Rund 15 Plakate hat sie in Gaststätten aufgehängt und sich zusätzlich in einem Brief an Nordrhein-Westfalens Ministerpräsidentin Hannelore Kraft und Gesundheitsministerin Barbara Steffens gewandt. In der Antwort aus dem Gesundheitsministerium heißt es, das bestehende Gesetz biete keinen ausreichenden Schutz vor den Gefahren des Passiv-Rauchens und richte sich nach dem Willen der Mehrheit. Argumente, die Pannhausen so nicht gelten lässt: „Ich denke, man muss sich auch für die Minderheiten einsetzen, gerade wenn sich Raucher und Nichtraucher räumlich so trennen lassen, dass sich keiner von beiden gestört fühlt.“

Pannhausen ist zwar nicht das einzige Mitglied der Initiative, die Namen ihrer Mitstreiter will sie aber nicht in der Presse lesen – aus Vorsicht vor den Launen der Vorgesetzten. Ja, in der Debatte um ein radikales Rauchverbot in Gaststätten finden sich hüben wie drüben militante Verfechter. Gerda Pannhausen gehört nicht dazu, darauf besteht sie. Allerdings möchte sie auch nicht von der Politik bestraft werden – denn das bald nicht mehr in der Kneipe geraucht werden dürfe, sondern der Tabakrauch künftig vor der Türe gen Himmel steigen müsse, sei eine Strafe. Ganz besonders im Winter und bei schlechtem Wetter. Der Bereich vor dem Lokal werde zum „Ghetto“ der Raucher. „Raucher dürfen nicht ghettoisiert werden“, stellt die ehemalige Sozialpädagogin fest.

Kontakt zur Stolberger Initiative gegen das rigorose Nichtraucherschutzgesetz hat Pannhausen im Vorfeld gesucht.

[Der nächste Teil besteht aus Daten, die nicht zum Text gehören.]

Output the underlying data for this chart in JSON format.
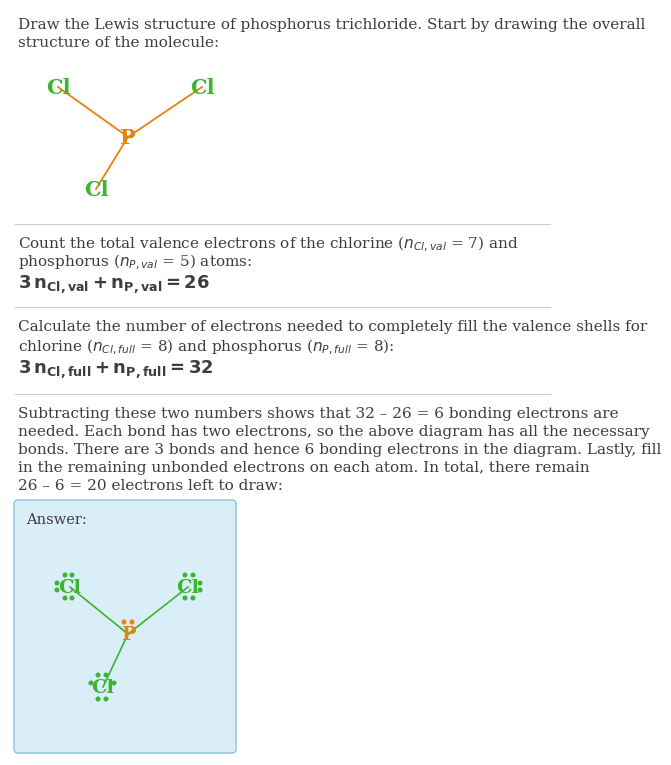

Dort sei man ihr gegenüber aber „nicht besonders offen aufgetreten“. Illusionen macht sie sich nicht. Das Ziel, den legislativen Status Quo in Sachen Rauchverbot zu halten, ist den Bach runter. Eine Aachener Raucherrevolution wird es nicht geben. Aber Raucher und Nichtraucher gegenseitig zu Toleranz und Akzeptanz aufrufen – das ist ein realistisches Ziel in ihren Augen. Und weiter? Erstmal nichts: „Man muss jetzt schauen, wie sich die Sache nach dem 1. Mai entwickelt. Dann können weitere Aktionen geplant werden“.